The District's Lorton Reformatory and the D.C. Jail are overcrowded, and the city is under court order to relieve the situation. Judges are continuing to sentence convicted criminals to prison terms, something the city government cannot control, and the sentenced prisoners are coming in faster than they are going out, Barry says.

Something had to give, and what gave was Barry's long-held view that building new facilities would not help.

Sen. Arlen Specter (R-Pa.), chairman of the District appropriations subcommittee with jurisdiction over the city's annual budget, had been pushing for the prison for some time and already has added $30 million to this year's budget bill to start construction.

Enter the D.C. prison commission, with no binding authority on the issue but appointed by Barry and the City Council to help with the decisions on how big the facility should be, what security level it should have and -- clearly the most controversial issue -- where it should go.

Prisons, even with good fences, do not make popular neighbors, and residents of Ward 8 east of the Anacostia River are particularly concerned that yet another institution will be foisted on them.

City Council member Wilhelmina J. Rolark, who heads the council's Judiciary Committee and is the representative from Ward 8, is opposed to building a new prison. In creating a prison commission, Barry and Rolark reached a compromise. Whether to build a prison was included on the list of things it was to look at; the mayor appointed seven members and the council eight.

So the commission met and heard expert witnesses, and in August it took a position -- not on where or how big, but against any new prison.

Of course, the mayor had not helped matters when he said at a news conference, before the commission members were selected, that the study group might well reject the idea of a new prison.

Asked why he would appoint a study commission that might not go along with a policy decision that already had been made, and which he did not intend to change, Barry just said it was because he believed in democracy.

Despite this unaccountable mixed signal, Barry did tell commission members at an early meeting that the prison would be built. On Monday night, he again politely reminded them of that reality, telling them that the city could either make the site choices itself or have Congress impose the specifics.

"When it's all said and done, we are going to have to have more jail space," Barry told them.
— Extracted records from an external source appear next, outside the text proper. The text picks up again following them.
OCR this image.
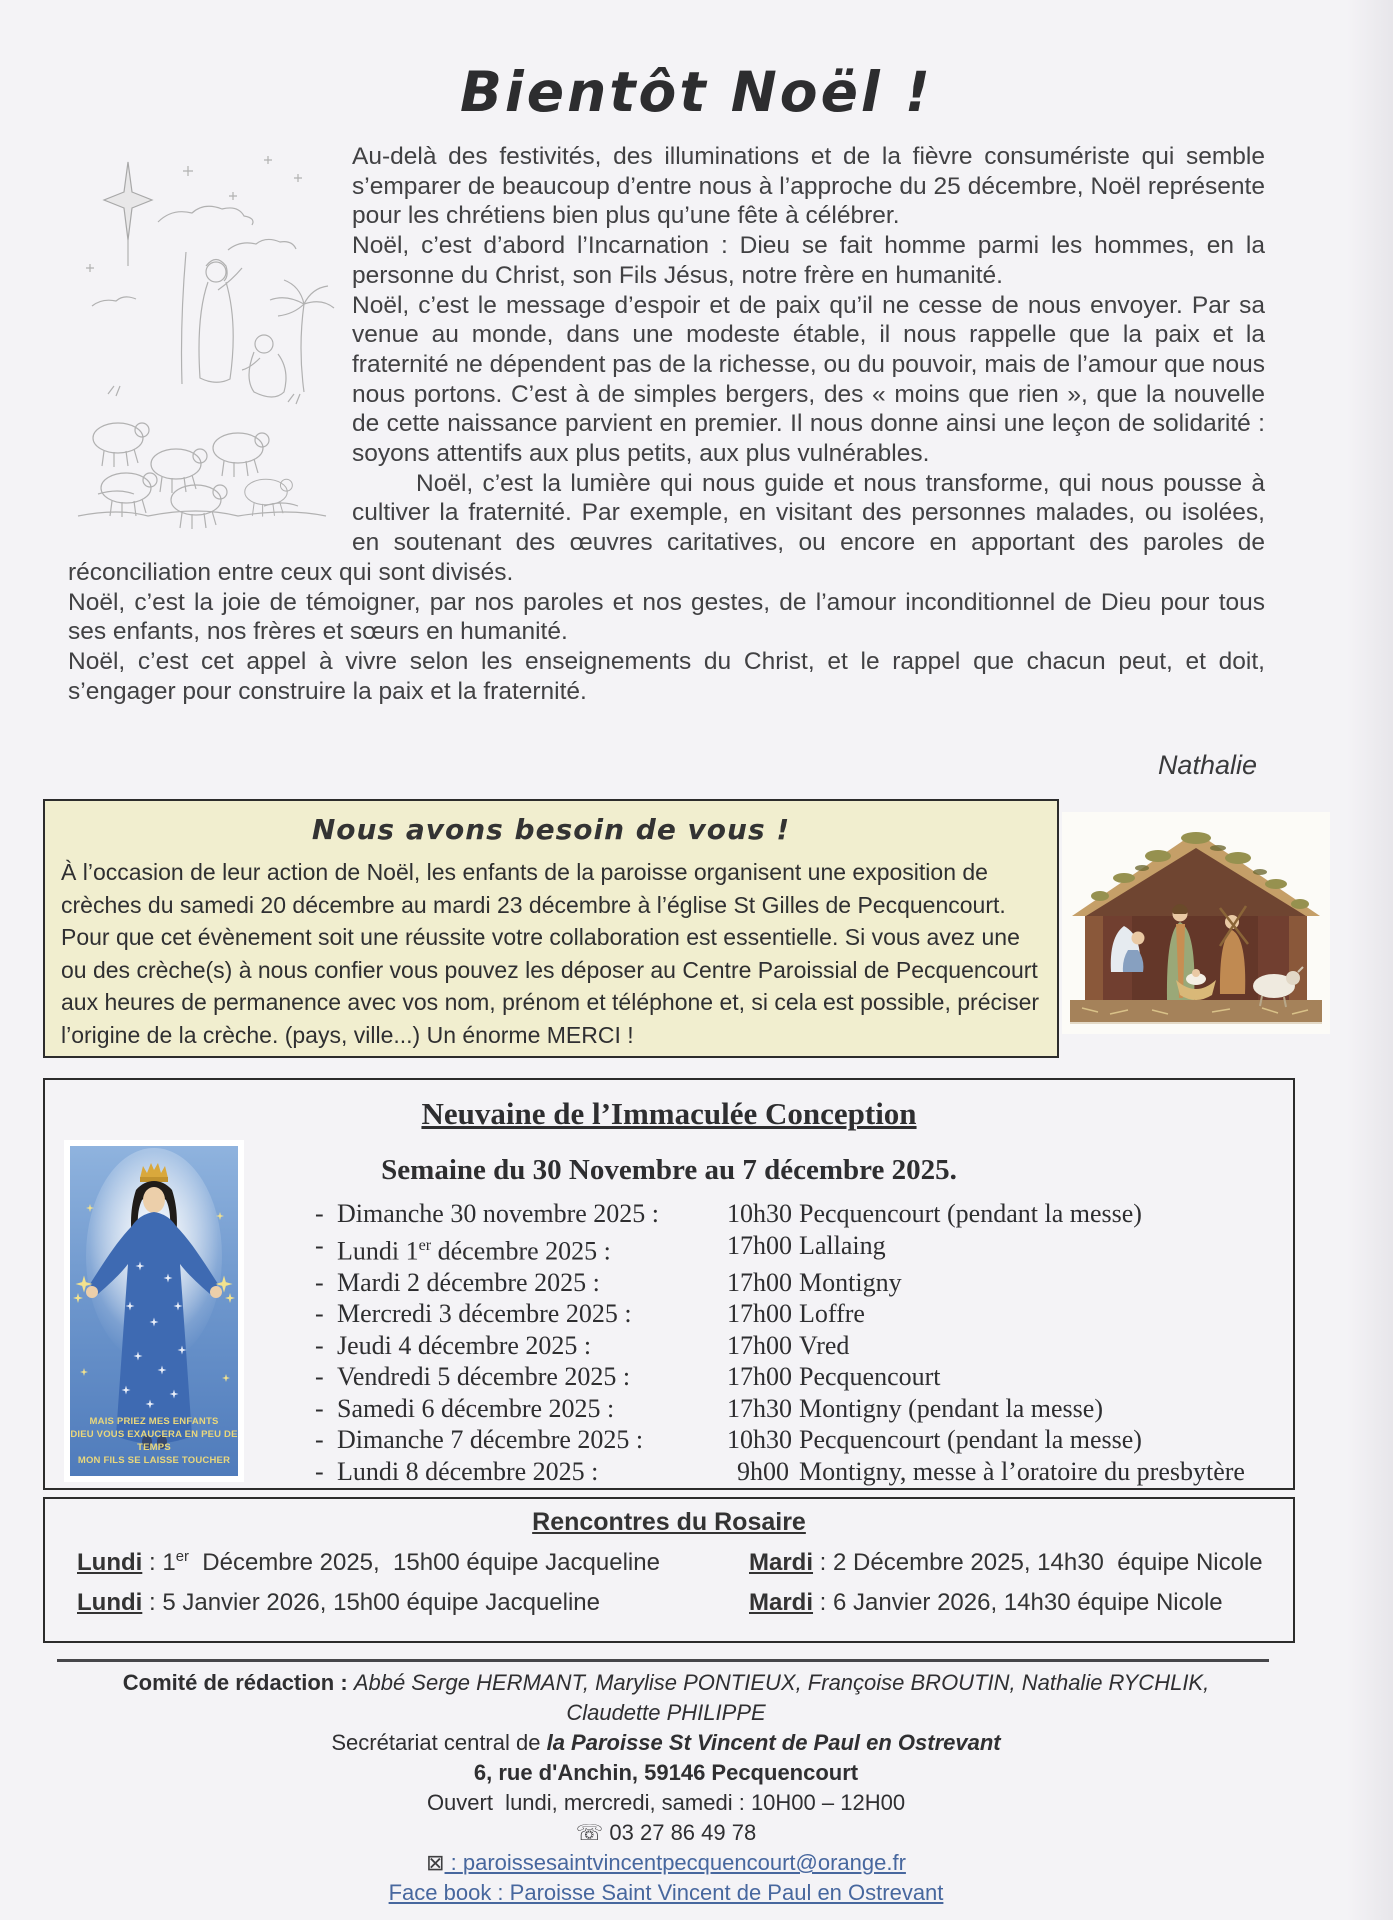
Bientôt Noël !

Au-delà des festivités, des illuminations et de la fièvre consumériste qui semble s’emparer de beaucoup d’entre nous à l’approche du 25 décembre, Noël représente pour les chrétiens bien plus qu’une fête à célébrer.

Noël, c’est d’abord l’Incarnation : Dieu se fait homme parmi les hommes, en la personne du Christ, son Fils Jésus, notre frère en humanité.

Noël, c’est le message d’espoir et de paix qu’il ne cesse de nous envoyer. Par sa venue au monde, dans une modeste étable, il nous rappelle que la paix et la fraternité ne dépendent pas de la richesse, ou du pouvoir, mais de l’amour que nous nous portons. C’est à de simples bergers, des « moins que rien », que la nouvelle de cette naissance parvient en premier. Il nous donne ainsi une leçon de solidarité : soyons attentifs aux plus petits, aux plus vulnérables.

Noël, c’est la lumière qui nous guide et nous transforme, qui nous pousse à cultiver la fraternité. Par exemple, en visitant des personnes malades, ou isolées, en soutenant des œuvres caritatives, ou encore en apportant des paroles de réconciliation entre ceux qui sont divisés.

Noël, c’est la joie de témoigner, par nos paroles et nos gestes, de l’amour inconditionnel de Dieu pour tous ses enfants, nos frères et sœurs en humanité.

Noël, c’est cet appel à vivre selon les enseignements du Christ, et le rappel que chacun peut, et doit, s’engager pour construire la paix et la fraternité.

Nathalie
Nous avons besoin de vous !
À l’occasion de leur action de Noël, les enfants de la paroisse organisent une exposition de crèches du samedi 20 décembre au mardi 23 décembre à l’église St Gilles de Pecquencourt. Pour que cet évènement soit une réussite votre collaboration est essentielle. Si vous avez une ou des crèche(s) à nous confier vous pouvez les déposer au Centre Paroissial de Pecquencourt aux heures de permanence avec vos nom, prénom et téléphone et, si cela est possible, préciser l’origine de la crèche. (pays, ville...) Un énorme MERCI !
Neuvaine de l’Immaculée Conception
Semaine du 30 Novembre au 7 décembre 2025.
MAIS PRIEZ MES ENFANTS
DIEU VOUS EXAUCERA EN PEU DE TEMPS
MON FILS SE LAISSE TOUCHER
- Dimanche 30 novembre 2025 :	10h30 Pecquencourt (pendant la messe)
- Lundi 1er décembre 2025 :	17h00 Lallaing
- Mardi 2 décembre 2025 :	17h00 Montigny
- Mercredi 3 décembre 2025 :	17h00 Loffre
- Jeudi 4 décembre 2025 :	17h00 Vred
- Vendredi 5 décembre 2025 :	17h00 Pecquencourt
- Samedi 6 décembre 2025 :	17h30 Montigny (pendant la messe)
- Dimanche 7 décembre 2025 :	10h30 Pecquencourt (pendant la messe)
- Lundi 8 décembre 2025 :	9h00 Montigny, messe à l’oratoire du presbytère
Rencontres du Rosaire
Lundi : 1er  Décembre 2025,  15h00 équipe Jacqueline	Mardi : 2 Décembre 2025, 14h30  équipe Nicole
Lundi : 5 Janvier 2026, 15h00 équipe Jacqueline	Mardi : 6 Janvier 2026, 14h30 équipe Nicole
Comité de rédaction : Abbé Serge HERMANT, Marylise PONTIEUX, Françoise BROUTIN, Nathalie RYCHLIK,
Claudette PHILIPPE
Secrétariat central de la Paroisse St Vincent de Paul en Ostrevant
6, rue d'Anchin, 59146 Pecquencourt
Ouvert  lundi, mercredi, samedi : 10H00 – 12H00
☏ 03 27 86 49 78
⊠ : paroissesaintvincentpecquencourt@orange.fr
Face book : Paroisse Saint Vincent de Paul en Ostrevant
He asked the commission to reconsider its position, but the commission defeated a motion to reconsider by a 9-to-6 vote.

"We are making a long-range statement about what we need to do in this community," said the Rev. Eugene A. Marino, regional bishop for the Catholic Archdiocese of Washington and an opponent of a new prison. The commission is not trying to make the mayor's life more difficult, said Marino, who reminded Barry that he is not obligated to take any of the commission's advice. "If we put our heads in the sand, that prison is still going to be built." -- Joslyn Williams, AFL-CIO

"All we are doing is spinning our wheels," objected member Frank Bolden, president of the Federation of Civic Associations, who opposed the position taken by the commission. "It will be largely a waste of time."

The members did take one practical step on Monday. While voting to hold three hearings on alternative sentencing options, they agreed to one hearing on potential prison sites. This way they will at least get a look at all those sites everybody else will be considering when a real decision is to be made.

The Rev. Edward A. Hailes Sr., commission chairman, said after the Monday meeting that the group's position, in which he did not concur, did not make the commission's work moot. Members still have to consider public views and could change their minds, he said.

And Joslyn Williams, president of the AFL-CIO's Metropolitan Washington Council, said he thought that other members probably would come around eventually.

"If we put our heads in the sand, that prison is still going to be built," Williams said, but without members having any control over the location.

In the meantime, the commission must decide whether its mission is to tilt at windmills or to make a serious impact on the prison debate.